Rurik Jutting mengaku kasihan terhadap korbannya
RURIK Jutting, terdakwa pembunuhan dua warga Indonesia (WNI) di Hong Kong mengaku kasihan terhadap kedua korbannya. Mantan bankir ini juga mengatakan dia sengaja membunuh korban agar jangan sampai terlalu menderita.
“Apakah benar kalau terdakwa (Jutting) mengatakan kepada Anda bahwa dia merasa kasihan terhadap korban pertama (Sumarti Ningsih) yang harus mencari uang dengan cara yang menyedihkan sedemikian, lalu dia yang punya banyak uang justru mengambil nyawanya?”, tanya Jaksa kepada Profesor Derek Perkins, yang menjadi saksi ahli di sidang lanjutan, Selasa, (1/11/2016).
Profesor Derek Perkins yang adalah psikolog pribadi dari Jutting sejak dia masih berada di Inggris pada tahun 2012 ini lantas mengiyakan pertanyaan jaksa. Namun ahli kejiwaan forensik anggota Komunitas Psikologi Inggris Raya ini lantas menyatakan hal tersebut tetap bukan berarti Jutting mampu merasa empati terhadap kedua korbannya itu.
Sidang hari ini menghadirkan dua pakar ilmu kejiwaaan dari Inggris untuk menganalisis apakah Jutting cukup waras saat melakukan pembunuhan tersebut sehingga dapat divonis bersalah melakukan pembunuhan berencana.
Jutting sebelumnya telah mengaku bersalah melakukan pembunuhan tak direncanakan atau man slaughter, yang hukumannya jauh lebih ringan. Namun pengakuan ini ditolak 8 juri di Pengadilan Tinggi Hong Kong sehinggga sidang pun berlanjut berhari-hari untuk menentukan apakah mantan bankir Inggris itu layak diadili atas perbuatannya itu atau tidak.
Kepada polisi Hong Kong, Jutting juga mengaku bahwa dirinya menggorok leher Sumarti Ningsih supaya dia tidak lagi merasa penderitaan setelah disiksa dan diperkosa. Namun di wawancara interogasi lainnya, Jutting juga sempat mengatakan dia merasa harus membunuh Ningsih karena ibu beranak satu itu tahu di mana dia tinggal, bagaimana wajahnya, dan juga nomor teleponnya, sehingga Ningsih harus dibunuh agar tak melaporkan mantan bankir itu ke polisi Hong Kong.

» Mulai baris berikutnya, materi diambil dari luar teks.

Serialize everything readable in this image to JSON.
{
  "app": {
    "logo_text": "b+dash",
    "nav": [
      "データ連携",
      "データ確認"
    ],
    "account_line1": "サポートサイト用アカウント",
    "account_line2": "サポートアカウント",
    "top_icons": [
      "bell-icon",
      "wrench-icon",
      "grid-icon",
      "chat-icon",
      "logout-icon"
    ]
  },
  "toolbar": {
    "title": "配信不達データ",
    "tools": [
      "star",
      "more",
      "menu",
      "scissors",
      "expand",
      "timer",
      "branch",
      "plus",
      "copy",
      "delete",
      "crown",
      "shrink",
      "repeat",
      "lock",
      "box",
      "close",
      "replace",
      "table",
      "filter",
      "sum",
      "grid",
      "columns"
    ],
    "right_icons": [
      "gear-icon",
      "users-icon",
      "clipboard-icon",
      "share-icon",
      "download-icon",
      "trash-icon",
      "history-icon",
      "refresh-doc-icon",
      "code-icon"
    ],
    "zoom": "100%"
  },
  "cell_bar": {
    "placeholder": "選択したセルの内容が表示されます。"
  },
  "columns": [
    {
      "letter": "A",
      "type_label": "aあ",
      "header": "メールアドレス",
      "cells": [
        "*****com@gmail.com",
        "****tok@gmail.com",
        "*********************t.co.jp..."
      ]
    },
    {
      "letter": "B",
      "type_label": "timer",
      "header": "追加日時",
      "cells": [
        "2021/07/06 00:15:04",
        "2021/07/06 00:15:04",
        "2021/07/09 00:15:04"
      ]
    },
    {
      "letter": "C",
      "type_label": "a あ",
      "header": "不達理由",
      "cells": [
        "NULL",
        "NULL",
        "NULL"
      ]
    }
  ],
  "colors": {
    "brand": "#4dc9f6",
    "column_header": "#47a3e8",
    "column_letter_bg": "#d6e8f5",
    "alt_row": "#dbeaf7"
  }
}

Simpang siur pengakuan Jutting terhadap polisi dengan apa yang diakuinya kepada psikolog pribadinya inilah yang menjadi perdebatan antara tim pembela dengan jaksa. Tim Pembela berusaha agar Jutting dianggap tak cukup waras karena menderita kelainan kepribadian narsisme dan anti sosial sehingga tak bisa dituntut bertanggungjawab atas perbuatannya menyiksa dan membunuh Sumarti Ningsih dan Seneng Mujiasih di Hong Kong pada 2014 lalu.